Коллектив авторов - Топографии популярной культуры Страница 51
Коллектив авторов - Топографии популярной культуры читать онлайн бесплатно
Между тем движение отдельных персонажей и групп по земле соотносится с передвижением антагонистов подобных персонажей с функциями надзора. Члены братства кольца самоопределяют себя как Девять Путников (в противоположность Назгулам, или Девяти Всадникам), и если не считать короткого речного путешествия на лодке, то весь свой путь они проходят исключительно пешком.
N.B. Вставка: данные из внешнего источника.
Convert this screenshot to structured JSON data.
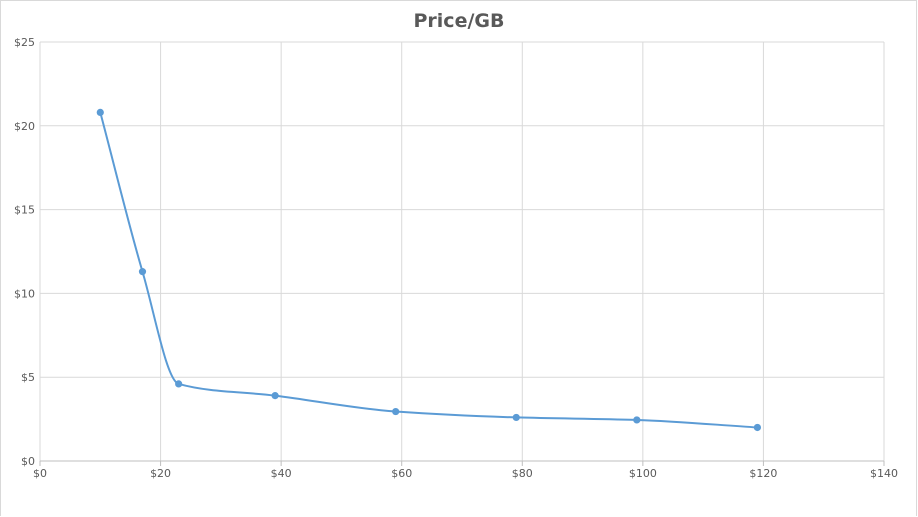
{
  "chart_data": {
    "type": "scatter",
    "title": "Price/GB",
    "xlabel": "",
    "ylabel": "",
    "xlim": [
      0,
      140
    ],
    "ylim": [
      0,
      25
    ],
    "x_ticks": [
      0,
      20,
      40,
      60,
      80,
      100,
      120,
      140
    ],
    "y_ticks": [
      0,
      5,
      10,
      15,
      20,
      25
    ],
    "x_tick_labels": [
      "$0",
      "$20",
      "$40",
      "$60",
      "$80",
      "$100",
      "$120",
      "$140"
    ],
    "y_tick_labels": [
      "$0",
      "$5",
      "$10",
      "$15",
      "$20",
      "$25"
    ],
    "grid": true,
    "smooth_line": true,
    "series": [
      {
        "color": "#5b9bd5",
        "x": [
          10,
          17,
          23,
          39,
          59,
          79,
          99,
          119
        ],
        "y": [
          20.8,
          11.3,
          4.6,
          3.9,
          2.95,
          2.6,
          2.45,
          2.0
        ]
      }
    ]
  }
}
В противоположность абстрактной проекции пространств Бога-глаза, данной с верхней точки, путники непосредственно изучают земли, по которым они идут, то отмахиваясь от насекомых (Сэм называет жалящих его мошек «никербрикеры»), то наслаждаясь прохладой легкого ветерка с реки Энтвош. В соответствии с теорией Серто, путники «пишут» эти пространства через свои передвижения и опыты, в то время как окоподобный Саурон в небе может только «картировать» их. Передвижение Фродо и Сэма на юг и восток создает текстуру и смысл мест, в которые попадают персонажи, хотя материал для топонимов предоставляют также и пересекающиеся приключения Мэрри и Пиппена в Фангорне, Арагорна, Гимли, Леголаса, а потом и Гэндальфа в Рохане и Гондоре. Как свидетельствует история, пока великие силы и державы стремятся установить контроль над Средиземьем, маленькие люди действительно меняют мир.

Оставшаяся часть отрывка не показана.